Support Questions
Find answers, ask questions, and share your expertise

Best practice to load multiple client data into Hadoop

Solved Go to solution

Best practice to load multiple client data into Hadoop

We are creating POC on Hadoop framework .We want to load data of multiple client into Hive tables.

As of now, we have separate database for each client on SQL Server. This infrastructure will remain same for OLTP. Hadoop will be used for OLAP. We have some primary dimension tables which are same for each client. All client database has schema. These tables have same primary key value. Till now, this was fine as we have separate database for client. Now we are trying to load multiple client data into same data container (Hive tables). Now we will have multiple row with same primary key value if we load data directly into Hive from multiple SQL Server databases through Sqoop job. I am thinking to use the surrogate key in Hive tables but Hive does not support auto increment but can be achieved with UDF.

We don't want to modify the SQL Server data as it's running production data.

a. What are the standard/generic way/solution to load multiple client data into Hadoop ecosystem ? We never want that data of different clients gets mixed. Referential constraints are also missing on Hive.

b. How primary key of sql server database table can be mapped easily to Hadoop Hive table so data we can pick data by client name ?

c. How we can ensure that one client is never able to see the data of other client?

Thanks

1 ACCEPTED SOLUTION

Accepted Solutions
Highlighted

Re: Best practice to load multiple client data into Hadoop

@Nirvana India

1) You can have the same setup in Hive. You can create separate database in HCatalog and use sqoop to import client tables. 1 to 1 mapping

2) You can have same table structure in Hive as SqlServer (Sqoop will take care of creating tables in Hive)

3) Ranger with Hive policy will provide the authorization at the table and column level. You can use views for row level control.

PS: Hive is different from RDBMS and I am sure you are not comparing Sql server and Hive

Good read

View solution in original post

7 REPLIES 7
Highlighted

Re: Best practice to load multiple client data into Hadoop

@Nirvana India

1) You can have the same setup in Hive. You can create separate database in HCatalog and use sqoop to import client tables. 1 to 1 mapping

2) You can have same table structure in Hive as SqlServer (Sqoop will take care of creating tables in Hive)

3) Ranger with Hive policy will provide the authorization at the table and column level. You can use views for row level control.

PS: Hive is different from RDBMS and I am sure you are not comparing Sql server and Hive

Good read

View solution in original post

Highlighted

Re: Best practice to load multiple client data into Hadoop

Hi Neeraj,

Yes, we are not comparing SQL Server and Hive.

Could you tell us what if we try to load data of all the clients into a single database.

Will there be any disadvantages of doing this?

We are planning to compare the data of different clients in future. Keeping in same database will share the same schema for all client.

Thanks

Highlighted

Re: Best practice to load multiple client data into Hadoop

@Nirvana India There is no harm in keeping data in the same database but different tables.

Highlighted

Re: Best practice to load multiple client data into Hadoop

We can not create same table for multiple clients. like T_User_Client1, T_User_Client2.

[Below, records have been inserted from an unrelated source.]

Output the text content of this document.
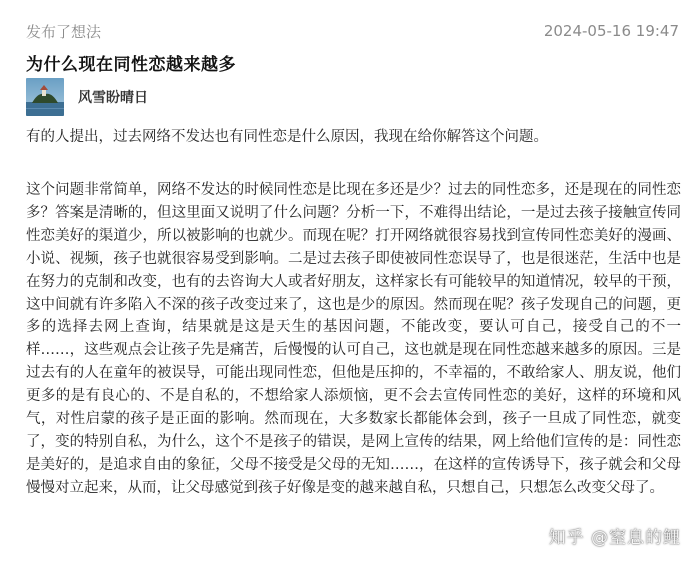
发布了想法	2024-05-16 19:47
为什么现在同性恋越来越多
风雪盼晴日

有的人提出，过去网络不发达也有同性恋是什么原因，我现在给你解答这个问题。

这个问题非常简单，网络不发达的时候同性恋是比现在多还是少？过去的同性恋多，还是现在的同性恋多？答案是清晰的，但这里面又说明了什么问题？分析一下，不难得出结论，一是过去孩子接触宣传同性恋美好的渠道少，所以被影响的也就少。而现在呢？打开网络就很容易找到宣传同性恋美好的漫画、小说、视频，孩子也就很容易受到影响。二是过去孩子即使被同性恋误导了，也是很迷茫，生活中也是在努力的克制和改变，也有的去咨询大人或者好朋友，这样家长有可能较早的知道情况，较早的干预，这中间就有许多陷入不深的孩子改变过来了，这也是少的原因。然而现在呢？孩子发现自己的问题，更多的选择去网上查询，结果就是这是天生的基因问题，不能改变，要认可自己，接受自己的不一样……，这些观点会让孩子先是痛苦，后慢慢的认可自己，这也就是现在同性恋越来越多的原因。三是过去有的人在童年的被误导，可能出现同性恋，但他是压抑的，不幸福的，不敢给家人、朋友说，他们更多的是有良心的、不是自私的，不想给家人添烦恼，更不会去宣传同性恋的美好，这样的环境和风气，对性启蒙的孩子是正面的影响。然而现在，大多数家长都能体会到，孩子一旦成了同性恋，就变了，变的特别自私，为什么，这个不是孩子的错误，是网上宣传的结果，网上给他们宣传的是：同性恋是美好的，是追求自由的象征，父母不接受是父母的无知……，在这样的宣传诱导下，孩子就会和父母慢慢对立起来，从而，让父母感觉到孩子好像是变的越来越自私，只想自己，只想怎么改变父母了。

知乎 @窒息的鲤
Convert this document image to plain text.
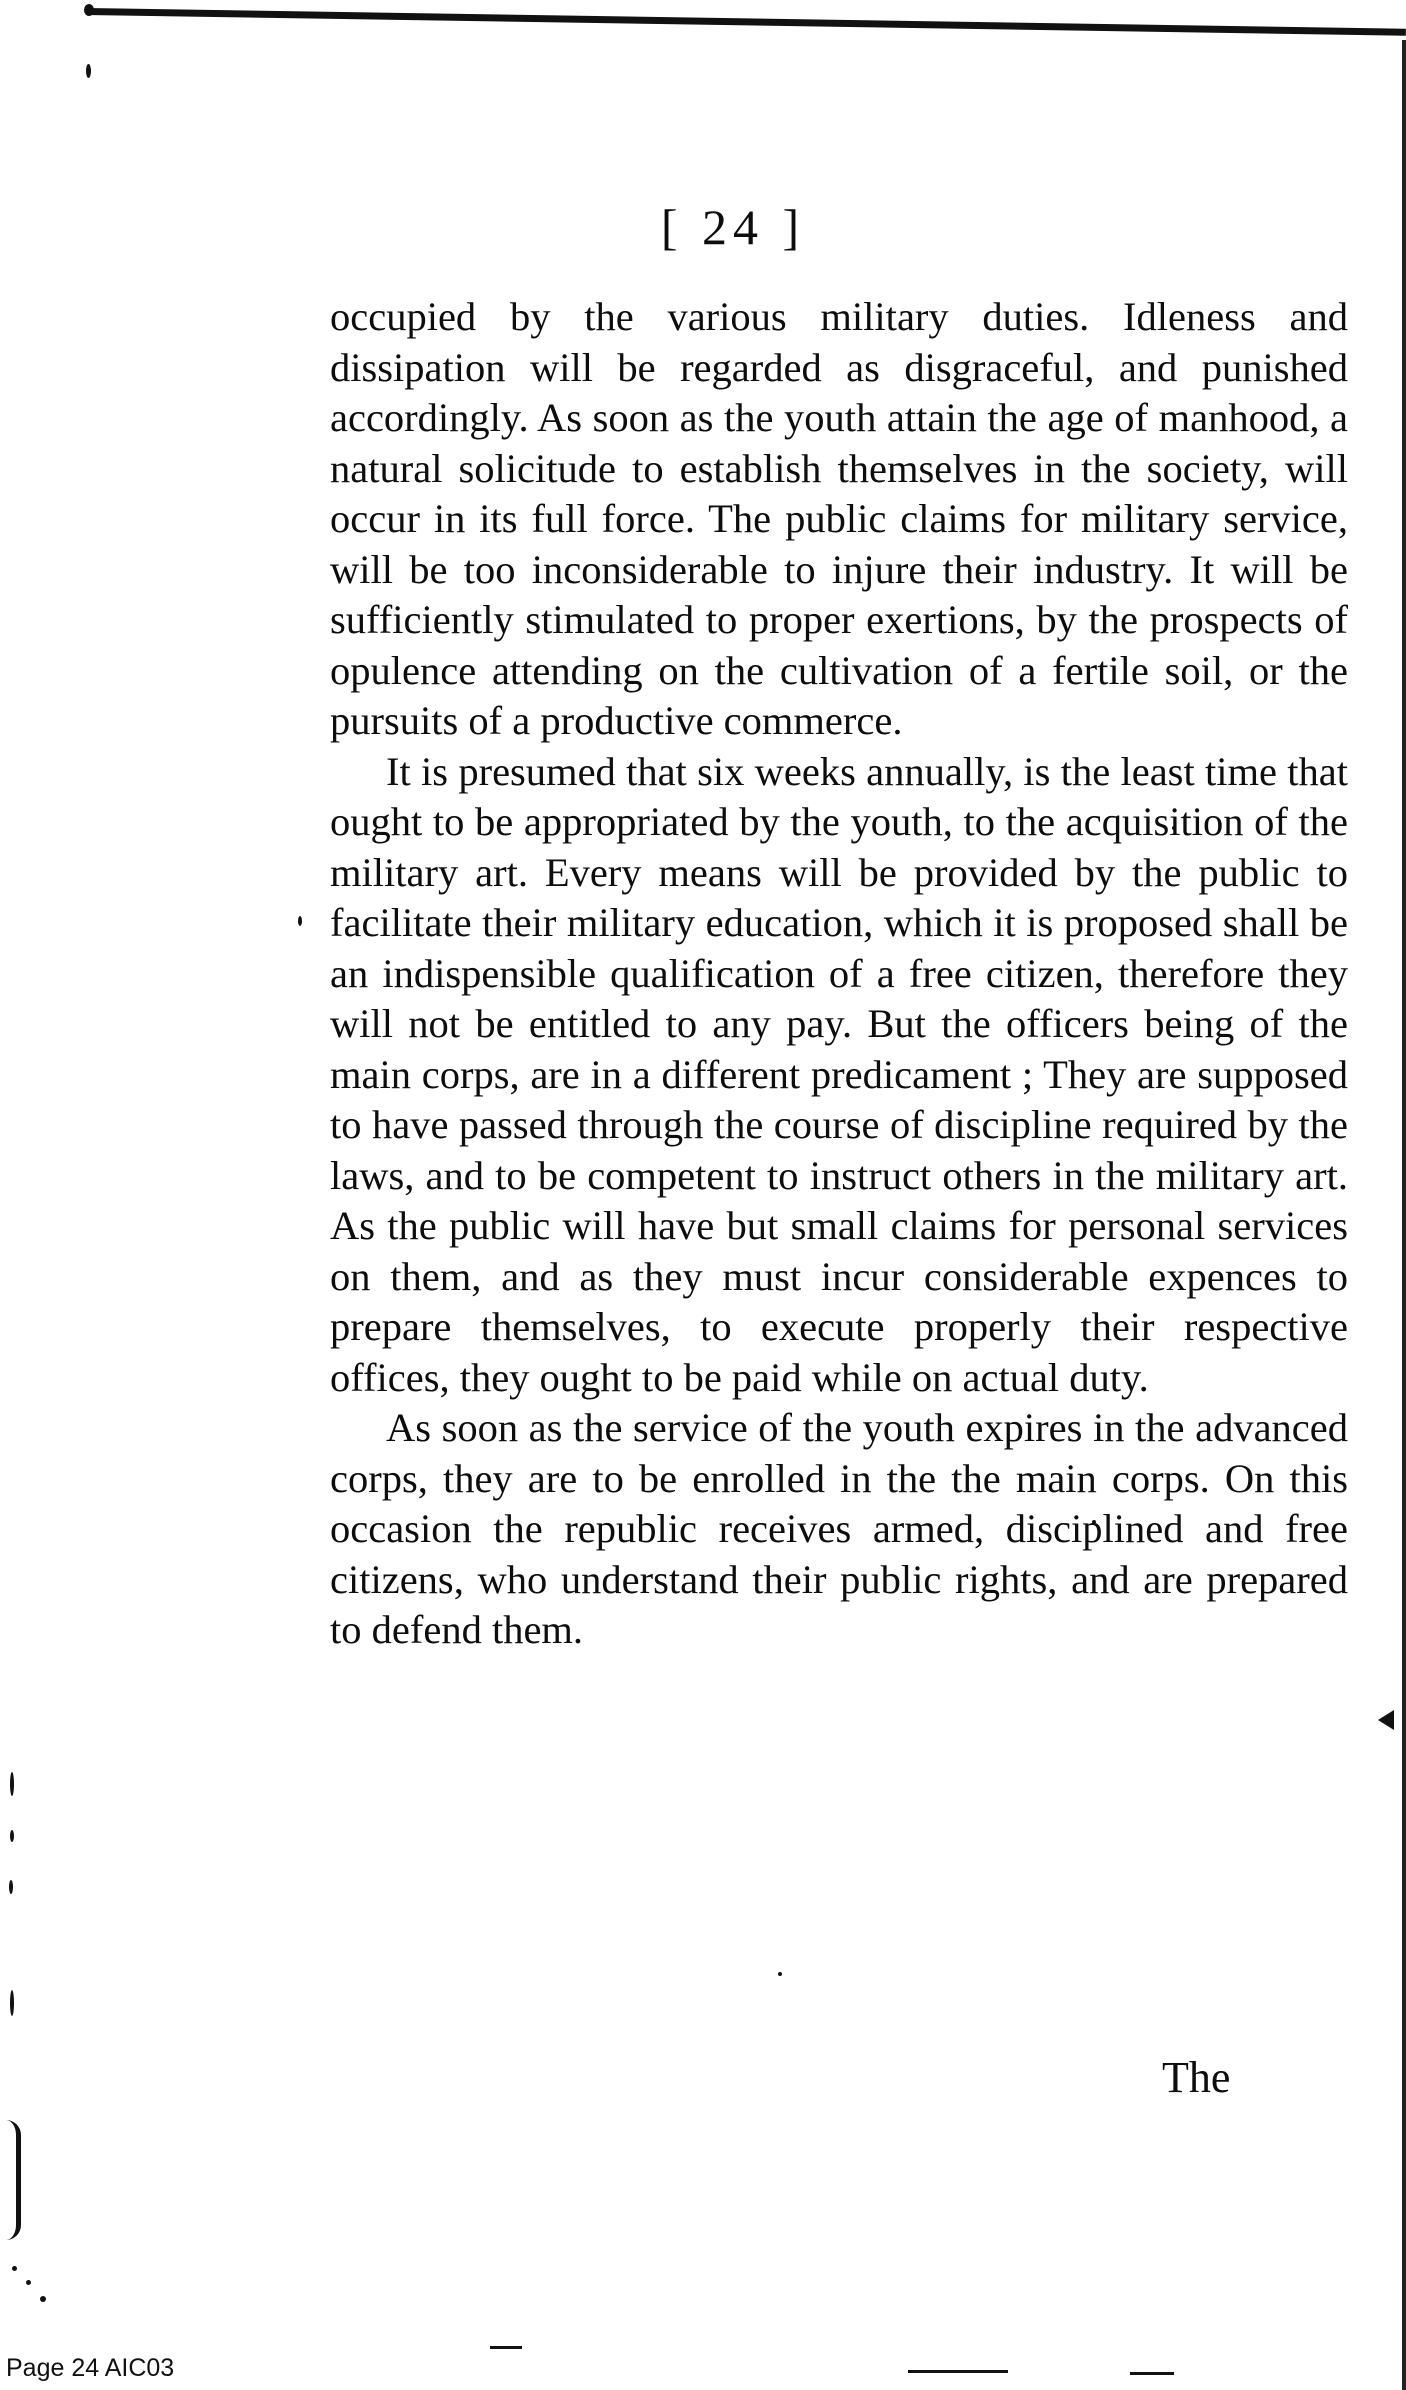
[ 24 ]

occupied by the various military duties. Idleness and dissipation will be regarded as disgraceful, and punished accordingly. As soon as the youth attain the age of manhood, a natural solicitude to establish themselves in the society, will occur in its full force. The public claims for military service, will be too inconsiderable to injure their industry. It will be sufficiently stimulated to proper exertions, by the prospects of opulence attending on the cultivation of a fertile soil, or the pursuits of a productive commerce.

It is presumed that six weeks annually, is the least time that ought to be appropriated by the youth, to the acquisition of the military art. Every means will be provided by the public to facilitate their military education, which it is proposed shall be an indispensible qualification of a free citizen, therefore they will not be entitled to any pay. But the officers being of the main corps, are in a different predicament ; They are supposed to have passed through the course of discipline required by the laws, and to be competent to instruct others in the military art. As the public will have but small claims for personal services on them, and as they must incur considerable expences to prepare themselves, to execute properly their respective offices, they ought to be paid while on actual duty.

As soon as the service of the youth expires in the advanced corps, they are to be enrolled in the the main corps. On this occasion the republic receives armed, disciplined and free citizens, who understand their public rights, and are prepared to defend them.

The
Page 24 AIC03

What if we create a single table T_User and we add a new column clientId to identify the client. We add this column on all tables or introduce some sort of surrogate to keep the uniqueness of all data. In this case, we will have single schema & if we have to change schema then not much work is needed

Highlighted

Re: Best practice to load multiple client data into Hadoop

@Nirvana India I did not say same table. I said same database and different tables. You can just map the tables from sql server into hive by using sqoop. If this solves the purpose then I wont go into the complication of adding new column.

Highlighted

Re: Best practice to load multiple client data into Hadoop

- a/c) as Neeraj says Hive provides access controls You could for example create one database per client.

Access Controls on table column level can be done with Ranger or SQLStdAuth (or the simple FileSystem Authentication)

https://community.hortonworks.com/content/kbentry/597/getting-started-with-sqlstdauth.html

- if the client data is in the same table you have a bigger problem, hive does not yet provide row level authentication however you could create one view for each customer with a where clause. Most likely not feasable for large number of clients.

b) Don't understand this completely, the SQL Server primary key contains the clientid? You can put this into Hive the same way you use it in SQL Server however you have no row level access controls. If that is what you are asking.

Also as you say there are no referential constraints which is actual very normal for warehousing databases. So you need to do the constraint check during loads.

Highlighted

Re: Best practice to load multiple client data into Hadoop

Mentor

@Nirvana India has this been resolved? Can you post your solution or accept best answer?